Recently, the Washington Post published a story about Beer's black market. You know, when someone gets a limited edition beer, puts it on eBay for hundreds of dollars. You know how I feel about the whole chase mentality thing. I am glad to see that the brewers are getting more proactive about the problem.

However hard they work to shut down this black market, they don't seem to be doing anything about the root cause of the situation: an intentionally small supply.

As the popularity of craft beer grows, people like me, who don't live in the popular brewing centers, are given short shrift. It's unreasonable of me to expect Russian River or Lost Abbey to distribute all over the country, but I do get tired of hearing how wonderful their beer is. (I've been to both places. They do have wonderful beer.) It's not their fault I live in the Great Texas Craft Beer Desert.

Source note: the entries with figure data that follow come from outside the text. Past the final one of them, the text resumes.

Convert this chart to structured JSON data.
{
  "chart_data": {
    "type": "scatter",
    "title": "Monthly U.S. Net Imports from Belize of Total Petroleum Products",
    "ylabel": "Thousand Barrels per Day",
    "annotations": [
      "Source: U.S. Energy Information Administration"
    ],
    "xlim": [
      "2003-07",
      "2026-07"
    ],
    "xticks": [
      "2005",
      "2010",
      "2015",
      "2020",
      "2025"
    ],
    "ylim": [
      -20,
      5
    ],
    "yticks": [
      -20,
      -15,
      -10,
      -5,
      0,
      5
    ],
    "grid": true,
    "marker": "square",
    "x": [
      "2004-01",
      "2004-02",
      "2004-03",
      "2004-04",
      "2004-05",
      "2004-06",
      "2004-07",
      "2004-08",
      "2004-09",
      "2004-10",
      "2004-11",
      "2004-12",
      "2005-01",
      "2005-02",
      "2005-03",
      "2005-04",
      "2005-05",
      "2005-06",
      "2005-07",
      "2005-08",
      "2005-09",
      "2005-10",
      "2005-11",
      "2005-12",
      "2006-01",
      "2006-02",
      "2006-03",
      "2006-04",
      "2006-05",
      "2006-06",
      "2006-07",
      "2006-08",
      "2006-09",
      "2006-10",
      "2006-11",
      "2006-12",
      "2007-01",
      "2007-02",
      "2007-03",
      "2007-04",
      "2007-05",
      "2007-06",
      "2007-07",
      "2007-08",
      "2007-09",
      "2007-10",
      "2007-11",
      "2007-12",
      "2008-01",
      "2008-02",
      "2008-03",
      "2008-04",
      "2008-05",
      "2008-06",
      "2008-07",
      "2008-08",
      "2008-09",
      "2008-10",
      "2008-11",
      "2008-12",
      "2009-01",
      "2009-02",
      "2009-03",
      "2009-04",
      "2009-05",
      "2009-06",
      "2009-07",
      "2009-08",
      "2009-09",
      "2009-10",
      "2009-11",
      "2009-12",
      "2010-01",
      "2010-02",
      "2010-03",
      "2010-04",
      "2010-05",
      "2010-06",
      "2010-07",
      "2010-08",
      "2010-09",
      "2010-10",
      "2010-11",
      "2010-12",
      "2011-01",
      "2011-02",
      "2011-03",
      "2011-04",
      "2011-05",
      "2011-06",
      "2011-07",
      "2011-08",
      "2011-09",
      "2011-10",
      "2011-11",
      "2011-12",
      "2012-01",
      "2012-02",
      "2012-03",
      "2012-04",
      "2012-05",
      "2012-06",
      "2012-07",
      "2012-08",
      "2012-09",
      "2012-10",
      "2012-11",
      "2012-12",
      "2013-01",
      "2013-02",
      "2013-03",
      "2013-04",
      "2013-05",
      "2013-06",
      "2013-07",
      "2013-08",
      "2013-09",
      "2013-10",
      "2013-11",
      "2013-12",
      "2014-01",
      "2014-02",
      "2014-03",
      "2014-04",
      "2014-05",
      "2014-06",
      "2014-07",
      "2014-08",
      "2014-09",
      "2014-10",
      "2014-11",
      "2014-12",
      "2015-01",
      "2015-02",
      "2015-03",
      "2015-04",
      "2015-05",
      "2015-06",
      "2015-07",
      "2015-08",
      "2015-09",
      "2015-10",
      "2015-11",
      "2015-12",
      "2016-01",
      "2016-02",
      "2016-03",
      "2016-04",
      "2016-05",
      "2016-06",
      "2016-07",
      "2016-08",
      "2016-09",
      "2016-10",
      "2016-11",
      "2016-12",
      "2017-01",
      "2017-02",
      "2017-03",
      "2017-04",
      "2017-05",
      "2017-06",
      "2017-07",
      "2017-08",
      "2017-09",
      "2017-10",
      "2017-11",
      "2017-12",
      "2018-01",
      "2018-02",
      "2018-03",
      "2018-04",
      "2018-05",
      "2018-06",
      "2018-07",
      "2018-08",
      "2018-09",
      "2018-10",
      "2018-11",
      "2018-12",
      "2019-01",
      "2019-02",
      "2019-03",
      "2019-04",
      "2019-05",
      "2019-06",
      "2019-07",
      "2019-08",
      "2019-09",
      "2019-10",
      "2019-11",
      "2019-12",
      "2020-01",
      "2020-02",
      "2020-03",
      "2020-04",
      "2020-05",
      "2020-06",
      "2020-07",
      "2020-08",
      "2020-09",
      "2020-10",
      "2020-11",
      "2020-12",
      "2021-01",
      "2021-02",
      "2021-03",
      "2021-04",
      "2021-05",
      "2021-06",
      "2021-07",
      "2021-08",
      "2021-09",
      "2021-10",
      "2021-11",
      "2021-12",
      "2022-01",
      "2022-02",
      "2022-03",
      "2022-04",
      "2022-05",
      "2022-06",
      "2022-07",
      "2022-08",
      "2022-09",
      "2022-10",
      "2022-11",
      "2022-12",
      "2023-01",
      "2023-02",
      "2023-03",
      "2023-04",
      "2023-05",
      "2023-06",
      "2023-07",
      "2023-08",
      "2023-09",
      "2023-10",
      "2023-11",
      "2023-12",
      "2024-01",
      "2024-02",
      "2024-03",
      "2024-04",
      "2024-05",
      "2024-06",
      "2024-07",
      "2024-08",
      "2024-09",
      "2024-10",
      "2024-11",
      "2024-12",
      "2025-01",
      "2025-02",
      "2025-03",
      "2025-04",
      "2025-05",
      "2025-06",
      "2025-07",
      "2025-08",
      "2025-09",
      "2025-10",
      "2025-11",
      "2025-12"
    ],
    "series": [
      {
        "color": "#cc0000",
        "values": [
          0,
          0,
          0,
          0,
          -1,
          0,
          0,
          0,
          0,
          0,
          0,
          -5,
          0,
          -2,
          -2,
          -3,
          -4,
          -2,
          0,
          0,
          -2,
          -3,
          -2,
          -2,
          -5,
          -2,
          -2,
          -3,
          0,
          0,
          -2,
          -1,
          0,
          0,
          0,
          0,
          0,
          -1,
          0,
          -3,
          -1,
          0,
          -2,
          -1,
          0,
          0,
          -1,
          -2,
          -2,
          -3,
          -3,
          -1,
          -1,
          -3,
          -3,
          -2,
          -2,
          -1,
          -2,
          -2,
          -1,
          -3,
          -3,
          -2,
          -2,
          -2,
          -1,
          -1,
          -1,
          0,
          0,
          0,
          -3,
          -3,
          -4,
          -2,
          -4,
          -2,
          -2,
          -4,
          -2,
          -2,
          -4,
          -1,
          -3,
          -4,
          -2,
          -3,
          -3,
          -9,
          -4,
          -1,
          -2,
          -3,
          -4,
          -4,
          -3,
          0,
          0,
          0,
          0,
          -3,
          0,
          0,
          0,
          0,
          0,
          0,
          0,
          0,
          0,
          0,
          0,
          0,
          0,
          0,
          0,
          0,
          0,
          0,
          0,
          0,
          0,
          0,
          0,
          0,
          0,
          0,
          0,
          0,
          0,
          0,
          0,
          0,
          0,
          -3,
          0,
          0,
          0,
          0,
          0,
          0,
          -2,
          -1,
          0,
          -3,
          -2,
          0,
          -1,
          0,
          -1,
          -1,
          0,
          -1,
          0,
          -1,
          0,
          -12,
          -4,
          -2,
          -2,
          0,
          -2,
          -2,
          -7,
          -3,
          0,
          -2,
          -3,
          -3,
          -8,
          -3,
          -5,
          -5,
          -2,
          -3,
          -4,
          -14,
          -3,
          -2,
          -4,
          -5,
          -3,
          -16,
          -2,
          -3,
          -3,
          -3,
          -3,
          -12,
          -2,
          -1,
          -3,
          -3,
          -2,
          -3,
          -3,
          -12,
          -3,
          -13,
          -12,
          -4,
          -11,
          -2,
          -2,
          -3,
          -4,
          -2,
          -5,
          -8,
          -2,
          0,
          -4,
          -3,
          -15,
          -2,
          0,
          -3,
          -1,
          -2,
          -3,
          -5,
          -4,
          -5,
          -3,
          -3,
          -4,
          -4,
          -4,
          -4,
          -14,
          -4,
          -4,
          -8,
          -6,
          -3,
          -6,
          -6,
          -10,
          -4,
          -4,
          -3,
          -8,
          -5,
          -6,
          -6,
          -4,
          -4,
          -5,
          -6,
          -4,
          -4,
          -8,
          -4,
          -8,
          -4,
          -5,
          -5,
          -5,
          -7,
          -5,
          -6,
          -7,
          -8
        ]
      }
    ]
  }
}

I could move into a place across the street from Russian River, or even Spec's in Austin. But I like the town I live in. So I make the occasional trek to one of the Oases (San Antonio or Austin) once a month to load up on Texas beers. I don't, as a matter of principle, put it on eBay. For several reasons.

First, I don't have a license to sell beer.

Second, if I put a "collectible bottle with an unknown liquid inside" (wink, wink, nudge, nudge) in a box and ship it in an unrefrigerated truck, the beer will be damaged at arrival. I don't want the buyer to leave me bad feedback for the shipping conditions. Now, I'm willing to gamble that damage on the beer I make when I send it to friends.

Third, I want to drink it!

There are two solutions to the beer black market and neither of them work: The brewers could make more beer, or we consumers could stop being dicks by trying to profit off of someone else's hard labor.